To criticize a movie, you have to make another movie. — Jean-Luc Godard
It might be the most notorious climax in American cinema: A black man terrorizes a white woman, a black militia lays siege to a white family’s cabin, and the Ku Klux Klan rides in and saves the day. So concludes D.W. Griffith’s 1915 silent epic, The Birth of a Nation, America’s first blockbuster, the first film to be screened at the White House and the film responsible for reviving the KKK. Membership numbers were dwindling before Birth’s release, but enrollment soared following. For decades to come, the Klan would use the film as a recruiting tool.
But we’re getting ahead of ourselves. First, let’s meet Oscar Micheaux, a novelist and filmmaker born in Illinois in 1884. The son of slaves, Micheaux tried his hand at a variety of trades in Chicago before moving to South Dakota, where he bought land and worked as a homesteader. That work informed Micheaux’s writing, and in 1913, he published The Conquest: The Story of a Negro Pioneer. Six years later, Micheaux adapted the work into his first feature, 1919’s The Homesteader, a film that’s since been lost.
That makes Micheaux’s second film, 1920’s Within Our Gates, the oldest surviving feature from a black filmmaker. And in honor of Black History Month, KinoNow.com is offering its 2016 restoration — featuring a new score from former CU Boulder artist-in-residence Paul D. Miller, aka DJ Spooky — free for the month of February.
That should give you an idea of the historical significance Within Our Gates brings, not to mention the context in which Micheaux worked. Fewer films have cast a longer shadow than Birth of a Nation, both for subject matter and artistic merit. And both of which Micheaux riffs on in Within Our Gates, particularly in the movie’s stunning third act.
Getting there is a bit complex, though.
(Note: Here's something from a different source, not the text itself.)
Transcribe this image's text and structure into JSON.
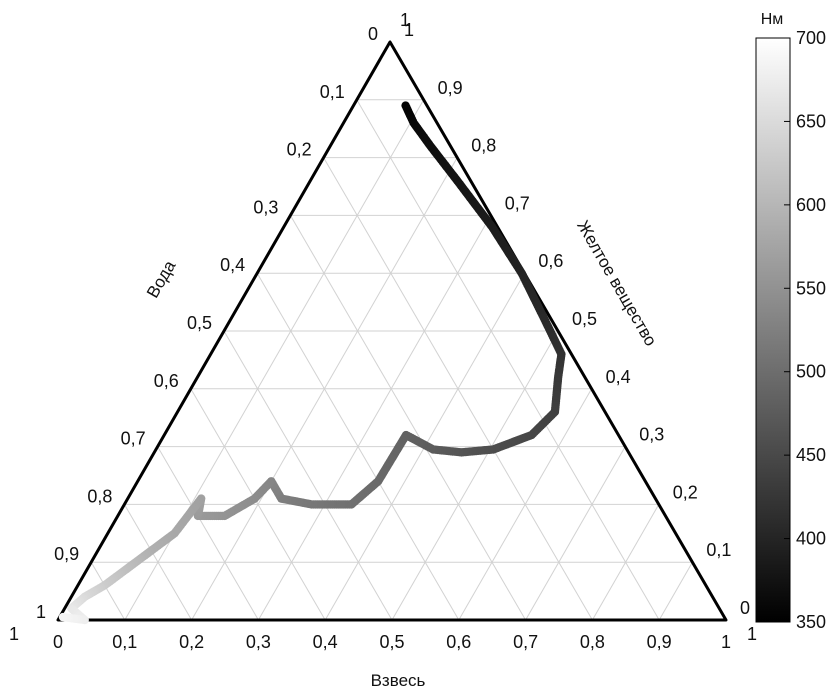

Gates’ story involves multiple threads — from an educator, Sylvia (Evelyn Preer), heading north to raise funding for an impoverished school in the South, to a black preacher convincing his congregation not to covet white wealth or power and hold out for heavenly glory. The movement between the North and the South echoes Griffith’s structure in Birth, but it’s in the third act where Micheaux enters into an aesthetic conversation with Griffith.
As mentioned at the top, Birth culminates with Lynch (George Siegmann in blackface) attempting to assault Elsie (Lillian Gish) in one home while another family holes up in a besieged cabin. Griffith cuts back and forth between these parallel storylines, stitching them together with shots of the KKK riding to the rescue. Cross-cutting, they call it, and Griffith was a master. It’s easy to see why this movie excited the Klan so.
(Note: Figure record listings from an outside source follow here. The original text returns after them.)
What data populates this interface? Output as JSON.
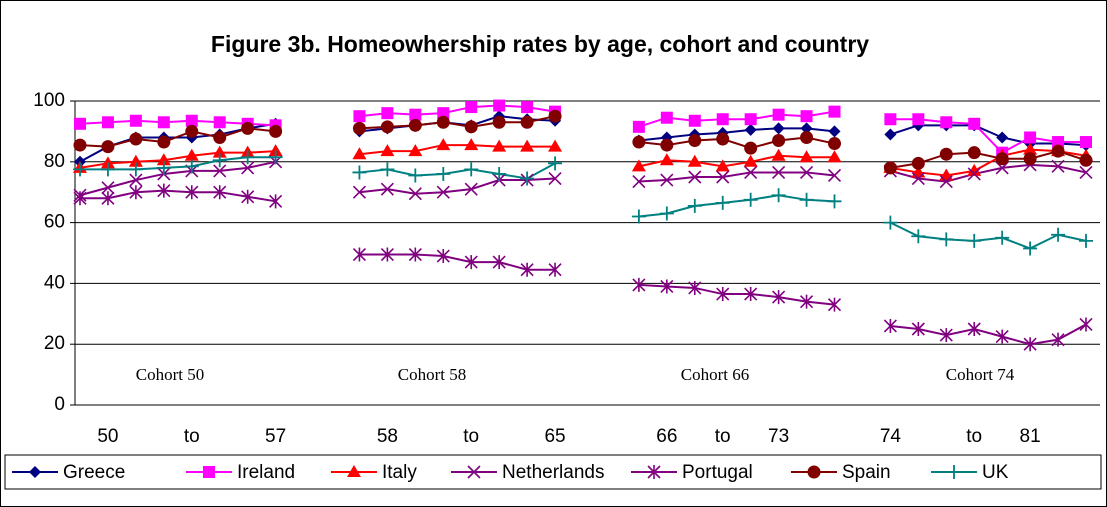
{
  "chart_data": {
    "type": "line",
    "title": "Figure 3b. Homeowhership rates by age, cohort and country",
    "annotations": [
      "Cohort 50",
      "Cohort 58",
      "Cohort 66",
      "Cohort 74"
    ],
    "categories": [
      null,
      "50",
      null,
      null,
      "to",
      null,
      null,
      "57",
      null,
      null,
      null,
      "58",
      null,
      null,
      "to",
      null,
      null,
      "65",
      null,
      null,
      null,
      "66",
      null,
      "to",
      null,
      "73",
      null,
      null,
      null,
      "74",
      null,
      null,
      "to",
      null,
      "81",
      null,
      null
    ],
    "ylim": [
      0,
      100
    ],
    "yticks": [
      0,
      20,
      40,
      60,
      80,
      100
    ],
    "grid": true,
    "legend": "bottom",
    "series": [
      {
        "name": "Greece",
        "color": "#000080",
        "marker": "diamond",
        "values": [
          80,
          85,
          88,
          88,
          88,
          89,
          91,
          92.5,
          null,
          null,
          90,
          91,
          92,
          93,
          92,
          95,
          94,
          93.5,
          null,
          null,
          87,
          88,
          89,
          89.5,
          90.5,
          91,
          91,
          90,
          null,
          89,
          92,
          92,
          92,
          88,
          86,
          86,
          85.5
        ]
      },
      {
        "name": "Ireland",
        "color": "#ff00ff",
        "marker": "square",
        "values": [
          92.5,
          93,
          93.5,
          93,
          93.5,
          93,
          92.5,
          92,
          null,
          null,
          95,
          96,
          95.5,
          96,
          98,
          98.5,
          98,
          96.5,
          null,
          null,
          91.5,
          94.5,
          93.5,
          94,
          94,
          95.5,
          95,
          96.5,
          null,
          94,
          94,
          93,
          92.5,
          83,
          88,
          86.5,
          86.5
        ]
      },
      {
        "name": "Italy",
        "color": "#ff0000",
        "marker": "triangle",
        "values": [
          78,
          79.5,
          80,
          80.5,
          82,
          83,
          83,
          83.5,
          null,
          null,
          82.5,
          83.5,
          83.5,
          85.5,
          85.5,
          85,
          85,
          85,
          null,
          null,
          78.5,
          80.5,
          80,
          78.5,
          80,
          82,
          81.5,
          81.5,
          null,
          78,
          76.5,
          75.5,
          77,
          82,
          84,
          83.5,
          82
        ]
      },
      {
        "name": "Netherlands",
        "color": "#800080",
        "marker": "x",
        "values": [
          69,
          71.5,
          74,
          76,
          77,
          77,
          78,
          80,
          null,
          null,
          70,
          71,
          69.5,
          70,
          71,
          74,
          74,
          74.5,
          null,
          null,
          73.5,
          74,
          75,
          75,
          76.5,
          76.5,
          76.5,
          75.5,
          null,
          77,
          74.5,
          73.5,
          76,
          78,
          79,
          78.5,
          76.5
        ]
      },
      {
        "name": "Portugal",
        "color": "#800080",
        "marker": "star",
        "values": [
          68,
          68,
          70,
          70.5,
          70,
          70,
          68.5,
          67,
          null,
          null,
          49.5,
          49.5,
          49.5,
          49,
          47,
          47,
          44.5,
          44.5,
          null,
          null,
          39.5,
          39,
          38.5,
          36.5,
          36.5,
          35.5,
          34,
          33,
          null,
          26,
          25,
          23,
          25,
          22.5,
          20,
          21.5,
          26.5
        ]
      },
      {
        "name": "Spain",
        "color": "#800000",
        "marker": "circle",
        "values": [
          85.5,
          85,
          87.5,
          86.5,
          90,
          88,
          91,
          90,
          null,
          null,
          91,
          91.5,
          92,
          93,
          91.5,
          93,
          93,
          95,
          null,
          null,
          86.5,
          85.5,
          87,
          87.5,
          84.5,
          87,
          88,
          86,
          null,
          78,
          79.5,
          82.5,
          83,
          81,
          81,
          83.5,
          80.5
        ]
      },
      {
        "name": "UK",
        "color": "#008080",
        "marker": "plus",
        "values": [
          77.5,
          77.5,
          77.5,
          78,
          78.5,
          80.5,
          81.5,
          81.5,
          null,
          null,
          76.5,
          77.5,
          75.5,
          76,
          77.5,
          76,
          74.5,
          79.5,
          null,
          null,
          62,
          63,
          65.5,
          66.5,
          67.5,
          69,
          67.5,
          67,
          null,
          60,
          55.5,
          54.5,
          54,
          55,
          51.5,
          56,
          54
        ]
      }
    ]
  }
}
But where Griffith uses cross-cutting to show salvation, Micheaux uses the technique to underline the damnation of being black in America. Again, a woman is menaced, Sylvia, this time by a white man (Grant Gorman), but when Micheaux cuts away from Sylvia under attack, he finds no one riding to her rescue. Instead, we see the lynching of Sylvia’s parents at the hands of a bloodthirsty white mob. Where Griffith goes for rousing suspense, Micheaux targets stark horror.
As the story goes, Griffith had to be told why Birth of a Nation was inherently repugnant. Maybe there’s something to that: His best films were still ahead of him, and his next, Intolerance, plays like an apology. As for Micheaux, he was just getting started with Within Our Gates, and his follow-up, Symbol of the Unconquered, would also take aim at Birth by recasting the KKK as a band of marauding thieves using violence and intimidation to get what they want. All four are integral works of American cinema, but only one has been seen by hundreds of millions. It’s high time we fix that.